Alec Nevin as Calogero and Trey Murphy as Young C in A BRONX TALE. Photo by Joan Marcus.
Based on both the 1993 film of the same name that marked Robert DeNiro’s directorial debut and the one-man show that inspired it all, DPAC’s production of A Bronx Tale effectively brings to life a story that is at times frightening, often touching, and above all, incredibly honest and real.
The show opens with its aptly-named “Belmont Avenue” number, which clearly places the time (the 1960s), place, and overall atmosphere of the world in which it is set. The audience is quickly introduced to young Calogero, portrayed by just-as-young Trey Murphy, a child actor who brings great charisma and likeability, as well as a powerhouse voice, to the role.
From his New York front stoop, Calogero witnesses a mafia boss, Sonny (Jeff Brooks) kill a man. And, when the young boy chooses to keep his mouth shut, he enters into a world in which he is befriended by this powerful, trust-no-one criminal, striking up a friendship that, against the wishes of Calogero’s father, Lorenzo (Nick Fradiani), will span over the next eight years and ultimately leave a lasting impact.
And, while it may sound odd given that Sonny’s first onstage act is a murder, Sonny proves to be one of the most endearing characters in this production, due largely to Brooks’ multi-layered characterization. Sonny is every bit as intimidating and, at times, downright scary as the script calls for him to be. However, Chazz Palminteri’s rich script and Brooks’ heartfelt portrayal make Sonny out to be a real, dimensional person, one with a heart and the best intentions he can understand lurking underneath it all.
All too quickly, Calogero turns into an older version of himself, portrayed to sweet-hearted, blissfully-naive perfection by handsome, chiseled Alec Nevin. This Calogero, nicknamed simply “C” by his beloved Sonny, is just starting to question the world around him, as well as the confines and limitations of it that he cannot understand or abide by. In turn, he meets and falls for the beautiful Jane (Kayla Jenerson), who, problematically in his world, is black.
The two actors share amazing chemistry, especially during their rendering of the “Out of Your Head” number, which features effective use of spotlighting and really shines a literal and figurative light on Jenerson’s incredible vocal skills, which remain impressive throughout this fast-paced, non-stop-action-filled piece.
Their chemistry, however, rivals the amazingly real relationships evidenced between C and his father and, most of all, between C and Sonny. While Fradiani’s Lorenzo is sympathetic, understandable, and altogether loveable, especially as explained in the beautiful “Look to Your Heart” ballad, powerfully delivered by Stefanie Londino as Rosina, C’s mother, nothing quite rivals the intensity and authenticity with which Nevin’s “C” looks up to his Sonny.

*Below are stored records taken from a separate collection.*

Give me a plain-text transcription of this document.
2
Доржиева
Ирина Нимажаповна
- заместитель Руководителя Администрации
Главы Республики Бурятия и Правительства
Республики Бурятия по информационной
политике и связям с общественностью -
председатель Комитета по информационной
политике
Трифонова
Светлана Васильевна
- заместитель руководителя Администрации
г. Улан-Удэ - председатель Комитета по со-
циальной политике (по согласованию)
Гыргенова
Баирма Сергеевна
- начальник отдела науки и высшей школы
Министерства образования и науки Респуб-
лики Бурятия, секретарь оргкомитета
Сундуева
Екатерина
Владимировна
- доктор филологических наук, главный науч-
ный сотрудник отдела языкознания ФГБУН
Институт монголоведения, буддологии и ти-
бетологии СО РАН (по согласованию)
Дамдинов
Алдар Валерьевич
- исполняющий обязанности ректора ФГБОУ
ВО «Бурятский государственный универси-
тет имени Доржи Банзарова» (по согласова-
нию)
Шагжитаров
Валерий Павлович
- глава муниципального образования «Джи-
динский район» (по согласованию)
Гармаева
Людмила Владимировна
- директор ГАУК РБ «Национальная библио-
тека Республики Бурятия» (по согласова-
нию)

In fact, it is these male relationships that are at the heart of this touching musical. A coming of age tale about male identity, male relationships, and the role models we create for ourselves- as well as the difficulty of realizing their faults- A Bronx Tale is a show that fills an important gap for the oft-overlooked male theatergoer but that is also one that any viewer can relate to. Completed by stellar choreography and a colorful, lively ensemble cast, this production is one of the best and most authentic to grace the DPAC stage in recent history. Fans of the film and newcomers to the story alike are sure to delight in the sheer honesty and heartfelt truth of this powerful production.